07.05.2018 - 12:54 | Son Güncellenme:
Rusya’da 15 yaşındaki bir çocuk, sırf insan öldürmenin nasıl bir his olduğunu merak ettiği için favori bilgisayar oyunundaki senaryoyu uygulayıp genç bir kadını öldürdü. Olay, internet kullanımı ve sanal oyunların etkisini gündeme getirdi.
Psikiyatri Uzmanı Doç. Dr. Işıl Göğcegöz, hayatı birçok alanda kolaylaştıran internetin gençler ve çocukları birçok tehlike ile karşı karşıya bıraktığına dikkat çekti.
Davranışsal bağımlılığa dönüşüyor
“Sanal oyunlar oyunun içeriği nedeniyle şiddet davranışı olağanlaştırmaktadır” diyen Doç. Dr. Işıl Göğcegöz, şunları söyledi:
“Aynı zamanda gençler ve çocukları tanımadıkları kişiler ile tanışarak istismara maruz kalabilmektedir.

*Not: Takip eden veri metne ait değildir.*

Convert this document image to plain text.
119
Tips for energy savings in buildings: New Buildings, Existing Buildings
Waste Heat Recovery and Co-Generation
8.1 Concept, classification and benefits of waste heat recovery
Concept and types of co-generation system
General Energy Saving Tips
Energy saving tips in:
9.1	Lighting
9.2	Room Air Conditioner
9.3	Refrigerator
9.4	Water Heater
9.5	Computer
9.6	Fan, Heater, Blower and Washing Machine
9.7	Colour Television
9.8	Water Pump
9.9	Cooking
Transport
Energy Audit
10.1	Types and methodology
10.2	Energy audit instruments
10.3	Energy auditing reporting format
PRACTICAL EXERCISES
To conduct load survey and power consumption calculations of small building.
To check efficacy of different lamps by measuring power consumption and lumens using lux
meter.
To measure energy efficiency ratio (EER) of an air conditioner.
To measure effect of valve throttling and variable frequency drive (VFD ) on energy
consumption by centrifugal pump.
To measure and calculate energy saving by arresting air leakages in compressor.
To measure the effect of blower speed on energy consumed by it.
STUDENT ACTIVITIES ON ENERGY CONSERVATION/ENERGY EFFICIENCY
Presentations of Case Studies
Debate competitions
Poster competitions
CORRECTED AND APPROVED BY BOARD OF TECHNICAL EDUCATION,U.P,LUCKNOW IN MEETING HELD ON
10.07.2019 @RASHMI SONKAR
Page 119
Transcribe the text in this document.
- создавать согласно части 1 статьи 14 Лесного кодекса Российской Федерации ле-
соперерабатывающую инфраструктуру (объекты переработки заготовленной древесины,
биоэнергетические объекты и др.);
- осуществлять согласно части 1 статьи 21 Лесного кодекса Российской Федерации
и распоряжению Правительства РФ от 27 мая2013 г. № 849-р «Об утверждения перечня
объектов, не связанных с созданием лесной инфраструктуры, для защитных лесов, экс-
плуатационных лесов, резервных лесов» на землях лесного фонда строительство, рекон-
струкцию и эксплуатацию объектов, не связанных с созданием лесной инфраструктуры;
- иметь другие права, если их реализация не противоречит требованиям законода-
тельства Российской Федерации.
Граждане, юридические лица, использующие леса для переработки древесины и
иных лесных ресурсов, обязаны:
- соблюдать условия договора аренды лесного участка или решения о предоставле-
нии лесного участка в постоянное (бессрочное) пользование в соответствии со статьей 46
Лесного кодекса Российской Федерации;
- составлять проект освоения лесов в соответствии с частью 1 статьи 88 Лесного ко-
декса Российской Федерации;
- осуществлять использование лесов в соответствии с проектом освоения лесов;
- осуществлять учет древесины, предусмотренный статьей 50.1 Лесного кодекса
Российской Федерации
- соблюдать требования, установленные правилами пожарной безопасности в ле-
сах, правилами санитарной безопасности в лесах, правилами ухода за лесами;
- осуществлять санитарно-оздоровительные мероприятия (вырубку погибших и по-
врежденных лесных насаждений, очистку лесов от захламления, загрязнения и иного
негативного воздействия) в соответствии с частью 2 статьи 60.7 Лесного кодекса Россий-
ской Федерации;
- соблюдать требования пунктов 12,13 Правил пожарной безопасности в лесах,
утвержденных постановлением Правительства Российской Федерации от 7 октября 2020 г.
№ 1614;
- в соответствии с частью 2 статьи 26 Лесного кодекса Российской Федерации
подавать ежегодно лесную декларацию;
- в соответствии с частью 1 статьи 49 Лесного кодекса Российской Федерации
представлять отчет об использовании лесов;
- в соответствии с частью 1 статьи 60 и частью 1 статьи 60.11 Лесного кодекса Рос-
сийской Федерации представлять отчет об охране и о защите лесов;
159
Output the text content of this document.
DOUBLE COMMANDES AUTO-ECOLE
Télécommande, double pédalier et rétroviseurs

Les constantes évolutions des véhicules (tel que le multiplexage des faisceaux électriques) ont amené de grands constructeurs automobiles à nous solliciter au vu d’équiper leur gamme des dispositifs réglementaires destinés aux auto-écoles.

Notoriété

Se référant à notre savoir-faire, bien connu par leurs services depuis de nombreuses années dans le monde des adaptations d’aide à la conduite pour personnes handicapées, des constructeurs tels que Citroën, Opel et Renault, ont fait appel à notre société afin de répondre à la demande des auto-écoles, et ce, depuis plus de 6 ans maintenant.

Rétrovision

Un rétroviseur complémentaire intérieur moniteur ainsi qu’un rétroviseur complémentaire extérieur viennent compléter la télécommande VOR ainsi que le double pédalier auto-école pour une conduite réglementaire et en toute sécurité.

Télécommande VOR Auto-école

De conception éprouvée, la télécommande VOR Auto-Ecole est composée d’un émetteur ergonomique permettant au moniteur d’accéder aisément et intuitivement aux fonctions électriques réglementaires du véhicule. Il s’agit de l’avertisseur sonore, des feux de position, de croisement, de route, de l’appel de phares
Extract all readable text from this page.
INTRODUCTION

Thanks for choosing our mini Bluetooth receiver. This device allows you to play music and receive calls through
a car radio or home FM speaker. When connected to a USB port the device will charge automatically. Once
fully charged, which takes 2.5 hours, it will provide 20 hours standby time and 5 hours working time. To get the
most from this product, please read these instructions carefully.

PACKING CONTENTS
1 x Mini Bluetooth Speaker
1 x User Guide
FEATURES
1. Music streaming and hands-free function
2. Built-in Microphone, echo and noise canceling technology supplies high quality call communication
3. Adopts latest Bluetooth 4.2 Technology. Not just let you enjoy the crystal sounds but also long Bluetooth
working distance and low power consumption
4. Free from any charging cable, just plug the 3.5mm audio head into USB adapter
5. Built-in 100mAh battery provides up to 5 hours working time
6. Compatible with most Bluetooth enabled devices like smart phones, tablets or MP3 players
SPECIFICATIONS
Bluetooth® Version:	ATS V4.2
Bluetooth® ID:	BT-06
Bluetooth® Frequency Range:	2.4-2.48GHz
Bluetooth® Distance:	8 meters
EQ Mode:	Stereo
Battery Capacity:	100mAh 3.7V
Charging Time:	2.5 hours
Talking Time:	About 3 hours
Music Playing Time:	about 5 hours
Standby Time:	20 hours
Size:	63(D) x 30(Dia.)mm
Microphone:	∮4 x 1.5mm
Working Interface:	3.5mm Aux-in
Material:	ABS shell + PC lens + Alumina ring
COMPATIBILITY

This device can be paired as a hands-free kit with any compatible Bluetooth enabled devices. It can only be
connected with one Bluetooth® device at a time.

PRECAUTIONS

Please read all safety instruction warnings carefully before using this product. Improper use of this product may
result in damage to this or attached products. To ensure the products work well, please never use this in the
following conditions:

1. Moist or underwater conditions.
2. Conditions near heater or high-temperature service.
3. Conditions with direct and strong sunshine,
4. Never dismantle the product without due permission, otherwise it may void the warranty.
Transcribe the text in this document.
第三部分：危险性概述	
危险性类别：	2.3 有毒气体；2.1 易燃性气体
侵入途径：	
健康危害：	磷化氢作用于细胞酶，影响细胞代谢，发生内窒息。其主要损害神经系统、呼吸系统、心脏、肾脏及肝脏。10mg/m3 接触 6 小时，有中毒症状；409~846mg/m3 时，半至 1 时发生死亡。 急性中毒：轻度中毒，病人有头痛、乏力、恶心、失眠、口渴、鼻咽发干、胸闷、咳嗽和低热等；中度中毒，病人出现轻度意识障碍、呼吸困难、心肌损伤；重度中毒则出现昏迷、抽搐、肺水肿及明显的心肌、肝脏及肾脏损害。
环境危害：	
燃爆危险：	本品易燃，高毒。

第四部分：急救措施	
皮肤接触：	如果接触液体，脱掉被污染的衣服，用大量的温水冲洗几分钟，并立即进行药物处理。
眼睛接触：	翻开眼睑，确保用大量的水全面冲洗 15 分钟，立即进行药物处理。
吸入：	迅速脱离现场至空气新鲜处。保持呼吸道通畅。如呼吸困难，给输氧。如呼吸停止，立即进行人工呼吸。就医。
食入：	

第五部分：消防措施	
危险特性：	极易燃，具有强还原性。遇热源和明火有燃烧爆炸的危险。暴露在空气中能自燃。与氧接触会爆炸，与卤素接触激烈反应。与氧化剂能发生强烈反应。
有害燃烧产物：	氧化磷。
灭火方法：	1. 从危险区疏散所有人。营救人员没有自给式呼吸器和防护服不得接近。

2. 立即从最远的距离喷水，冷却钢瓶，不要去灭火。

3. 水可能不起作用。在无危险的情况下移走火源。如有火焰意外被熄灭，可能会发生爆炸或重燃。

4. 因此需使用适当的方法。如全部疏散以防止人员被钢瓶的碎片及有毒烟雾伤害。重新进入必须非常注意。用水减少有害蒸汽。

Sanal oyunlar bu tehlikeler ile birçok ruhsal bozuklukları da beraberinde getirebilmektedir. Saatlerce oyun oynamak obezite, uyku bozuklukları, baş ağrıları yanı sıra öfke ve agresif davranışları artırabilmektedir. Ayrıca sanal oyunlar zaman içinde davranışsal bağımlılığa dönüşebilmektedir."
Savaş rüyalarda bile devam ediyor
Sanal oyunların gerçek ve gerçek olmayan kavramların tartışılmasına ve birbirine karıştırılmasına neden olduğunu belirten Doç. Dr. Işıl Göğcegöz, “Sanal oyunlarda, gerçekliğin içi boşaltılarak yaratılan yapay bir ortam, gerçeğin yerini almıştır. Yapılan araştırmalar da şiddet içeren sanal oyunları oynayan gençlerin rüyalarında savaşa devam ettiklerini ve kendilerini tehdit altında hissettiklerini bildirmektedir. Ayrıca bu oyunların, öğrencilerde sınıf içinde güven algılarını olumsuz etkilendiğini göstermektedir” dedi.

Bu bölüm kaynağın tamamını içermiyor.